Je m’arrêtai, incapable de trouver des mots pour m’exprimer.

« Peu importe. Continue.

— Quand nous avons eu enrôlé le directeur du club, tout a été facile. Nous les avons capturés au fur et à mesure qu’ils arrivaient et…

— Leurs noms, tu t’en souviens ?

— Oui, bien sûr. Il y a eu Mr. C. Greenberg, Thor Hansen, J. Hardwick Potter, son chauffeur, Jim Wakeley et un petit bonhomme qu’on appelait « Jake ». Il tenait les lavabos. Mais on a été obligés de le liquider par la suite : son maître ne lui laissait même pas le temps d’aller pisser ! Il y avait aussi le directeur, mais je n’ai jamais su son nom. »

Je m’arrêtai, fouillant mes souvenirs, m’efforçant de retrouver la personnalité de chaque recrue.

« Oh, Nom de Dieu ! m’écriai-je.

— Qu’est-ce qu’il y a ?

— Le sous-secrétaire d’État au Trésor !

— Vous l’avez pris ?

— Oui. Le premier jour. Combien de temps tout cela a-t-il duré ? Je ne sais plus… Mais, bon Dieu, Patron, le Trésor assure la protection du Président ! »

Je retombai en arrière, à bout de forces et me mis à sangloter dans mon oreiller. Au bout d’un moment, je m’endormis.

CHAPITRE IX

Je me réveillai avec un mauvais goût dans la bouche, des bourdonnements dans le crâne et un pressentiment de catastrophe imminente. Néanmoins je me sentais mieux – par comparaison, s’entend.

« Ça va ? » me dit une voix aimable.

Une petite brune était penchée sur moi. Elle était très mignonne et j’étais maintenant assez dans mon assiette pour en avoir faiblement conscience. Elle portait un costume bizarre, composé d’un short blanc, d’un bout de tissu autour des seins, et d’une espèce de carapace métallique qui lui couvrait le cou, les épaules et l’épine dorsale.

« Un peu mieux, reconnus-je avec une grimace aimable.

— Vous avez un mauvais goût dans la bouche ?

— Pis qu’un collecteur d’égout !

— Buvez ça. »

Elle me tendait un verre rempli d’un liquide qui me brûla le palais, mais dissipa le mauvais goût que j’avais sur la langue.
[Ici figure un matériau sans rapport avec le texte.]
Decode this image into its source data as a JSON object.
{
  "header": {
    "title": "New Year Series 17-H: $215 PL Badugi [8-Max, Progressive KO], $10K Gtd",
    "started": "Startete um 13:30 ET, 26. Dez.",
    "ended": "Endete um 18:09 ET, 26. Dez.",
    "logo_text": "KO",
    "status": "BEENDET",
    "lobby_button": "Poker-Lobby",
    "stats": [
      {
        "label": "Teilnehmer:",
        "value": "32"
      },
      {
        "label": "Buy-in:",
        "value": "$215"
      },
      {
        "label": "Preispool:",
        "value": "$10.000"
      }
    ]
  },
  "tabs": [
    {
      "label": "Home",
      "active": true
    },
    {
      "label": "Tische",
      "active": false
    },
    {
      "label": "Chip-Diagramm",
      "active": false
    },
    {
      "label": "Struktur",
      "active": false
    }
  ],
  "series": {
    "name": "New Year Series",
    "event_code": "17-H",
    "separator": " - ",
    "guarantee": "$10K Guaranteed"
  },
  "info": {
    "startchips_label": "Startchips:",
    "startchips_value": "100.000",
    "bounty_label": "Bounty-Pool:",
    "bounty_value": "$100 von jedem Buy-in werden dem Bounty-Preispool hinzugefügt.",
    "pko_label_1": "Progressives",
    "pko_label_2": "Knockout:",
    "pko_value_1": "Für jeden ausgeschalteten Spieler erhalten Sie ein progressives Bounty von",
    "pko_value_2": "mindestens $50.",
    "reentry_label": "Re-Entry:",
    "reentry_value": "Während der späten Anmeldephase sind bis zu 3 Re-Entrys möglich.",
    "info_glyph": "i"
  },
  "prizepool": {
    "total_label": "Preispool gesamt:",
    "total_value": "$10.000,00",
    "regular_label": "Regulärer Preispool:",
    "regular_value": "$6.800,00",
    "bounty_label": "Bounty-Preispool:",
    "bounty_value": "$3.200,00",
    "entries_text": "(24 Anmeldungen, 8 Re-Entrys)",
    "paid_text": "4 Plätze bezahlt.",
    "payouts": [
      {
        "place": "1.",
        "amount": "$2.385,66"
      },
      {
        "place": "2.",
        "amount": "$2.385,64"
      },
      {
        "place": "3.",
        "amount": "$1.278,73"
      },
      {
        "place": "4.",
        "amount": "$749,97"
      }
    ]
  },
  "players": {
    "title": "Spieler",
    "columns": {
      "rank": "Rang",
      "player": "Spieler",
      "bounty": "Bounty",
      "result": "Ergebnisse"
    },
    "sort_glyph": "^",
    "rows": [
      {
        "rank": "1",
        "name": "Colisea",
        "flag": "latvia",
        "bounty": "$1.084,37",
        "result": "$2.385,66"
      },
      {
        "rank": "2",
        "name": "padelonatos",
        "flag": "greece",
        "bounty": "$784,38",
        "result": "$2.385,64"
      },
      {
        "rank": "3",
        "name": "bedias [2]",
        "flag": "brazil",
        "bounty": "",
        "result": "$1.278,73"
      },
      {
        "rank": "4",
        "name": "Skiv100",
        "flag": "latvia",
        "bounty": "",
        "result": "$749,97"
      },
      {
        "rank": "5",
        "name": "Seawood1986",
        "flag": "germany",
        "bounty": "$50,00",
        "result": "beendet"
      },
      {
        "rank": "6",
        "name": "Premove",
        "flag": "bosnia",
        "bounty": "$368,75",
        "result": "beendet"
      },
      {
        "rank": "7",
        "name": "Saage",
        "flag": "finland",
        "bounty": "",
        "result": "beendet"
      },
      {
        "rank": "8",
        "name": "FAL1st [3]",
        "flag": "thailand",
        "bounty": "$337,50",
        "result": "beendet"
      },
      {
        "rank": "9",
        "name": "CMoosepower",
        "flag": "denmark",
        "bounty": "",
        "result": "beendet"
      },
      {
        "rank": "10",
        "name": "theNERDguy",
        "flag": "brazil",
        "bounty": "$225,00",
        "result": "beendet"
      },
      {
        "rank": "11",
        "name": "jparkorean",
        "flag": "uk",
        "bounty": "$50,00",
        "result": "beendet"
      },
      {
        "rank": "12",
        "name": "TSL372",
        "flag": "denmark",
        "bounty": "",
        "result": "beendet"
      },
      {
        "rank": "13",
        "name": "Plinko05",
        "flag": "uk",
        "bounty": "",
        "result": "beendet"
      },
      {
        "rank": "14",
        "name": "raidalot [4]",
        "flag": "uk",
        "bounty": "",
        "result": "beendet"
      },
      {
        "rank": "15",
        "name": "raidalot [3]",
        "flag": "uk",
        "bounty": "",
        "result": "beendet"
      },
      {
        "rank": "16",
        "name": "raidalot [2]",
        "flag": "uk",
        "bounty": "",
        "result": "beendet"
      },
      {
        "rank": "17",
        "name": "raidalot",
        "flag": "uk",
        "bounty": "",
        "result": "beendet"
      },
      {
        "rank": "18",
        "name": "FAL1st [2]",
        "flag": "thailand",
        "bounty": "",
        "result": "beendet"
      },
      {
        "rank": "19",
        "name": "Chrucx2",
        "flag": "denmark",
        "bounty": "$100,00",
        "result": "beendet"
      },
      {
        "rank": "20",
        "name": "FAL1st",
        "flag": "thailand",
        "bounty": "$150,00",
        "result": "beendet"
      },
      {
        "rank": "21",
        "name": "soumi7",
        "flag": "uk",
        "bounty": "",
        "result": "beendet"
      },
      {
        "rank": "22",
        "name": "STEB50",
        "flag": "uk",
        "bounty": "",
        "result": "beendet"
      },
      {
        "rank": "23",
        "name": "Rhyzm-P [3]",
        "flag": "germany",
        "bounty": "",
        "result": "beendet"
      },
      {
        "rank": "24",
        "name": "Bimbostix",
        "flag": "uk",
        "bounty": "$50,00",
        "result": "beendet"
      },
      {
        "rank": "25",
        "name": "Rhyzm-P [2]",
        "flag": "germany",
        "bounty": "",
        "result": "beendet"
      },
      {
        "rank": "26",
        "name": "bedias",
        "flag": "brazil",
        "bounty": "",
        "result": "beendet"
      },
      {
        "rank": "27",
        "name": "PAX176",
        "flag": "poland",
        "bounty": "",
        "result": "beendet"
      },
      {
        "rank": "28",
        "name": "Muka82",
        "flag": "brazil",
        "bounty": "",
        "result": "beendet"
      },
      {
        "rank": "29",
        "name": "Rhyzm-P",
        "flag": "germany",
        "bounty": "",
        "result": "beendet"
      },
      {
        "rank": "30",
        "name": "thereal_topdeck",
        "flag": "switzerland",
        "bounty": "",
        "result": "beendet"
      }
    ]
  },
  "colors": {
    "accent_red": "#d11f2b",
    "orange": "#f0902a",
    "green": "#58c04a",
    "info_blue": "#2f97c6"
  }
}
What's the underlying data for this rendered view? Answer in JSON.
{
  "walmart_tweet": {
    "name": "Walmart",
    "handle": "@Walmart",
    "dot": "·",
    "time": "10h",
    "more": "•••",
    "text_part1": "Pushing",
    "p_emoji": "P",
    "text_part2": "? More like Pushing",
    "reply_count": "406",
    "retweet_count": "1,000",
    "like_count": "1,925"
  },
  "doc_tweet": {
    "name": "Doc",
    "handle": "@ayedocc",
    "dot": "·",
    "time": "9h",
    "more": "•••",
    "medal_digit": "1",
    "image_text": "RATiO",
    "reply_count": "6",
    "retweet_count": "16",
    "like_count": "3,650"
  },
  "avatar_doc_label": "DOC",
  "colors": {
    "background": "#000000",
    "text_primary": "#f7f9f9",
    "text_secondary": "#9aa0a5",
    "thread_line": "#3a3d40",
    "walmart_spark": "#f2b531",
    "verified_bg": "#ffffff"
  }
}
« Attention, dit-elle, n’avalez pas, recrachez. Je vais vous donner de l’eau à boire. »

J’obéis.

« Je m’appelle Doris Marsden, continua-t-elle, je suis votre infirmière de jour.

— Enchanté, répliquai-je en la regardant. Peut-on savoir à quoi rime cet accoutrement ? Ce n’est pas que ça me déplaise, mais vous avez l’air de sortir d’une bande de comics.

— Moi, je me fais l’effet d’une girl de music-hall, dit-elle en riant. Mais vous ferez comme moi, vous vous y habituerez.

— Ça me plaît beaucoup. Mais quelle est la raison ?

— Ordre supérieur. »

Je compris brusquement le pourquoi de ce costume ; du coup je me sentis de nouveau plus mal.

« Et maintenant, continua Doris, à table. Voilà votre dîner. »

Elle posa un plateau sur mon lit.

« Je n’ai pas faim.

— Dépêchez-vous, dit-elle fermement, ou je vous mets le nez dedans ! »

Entre deux bouchées avalées à contrecœur, je parvins à me lever.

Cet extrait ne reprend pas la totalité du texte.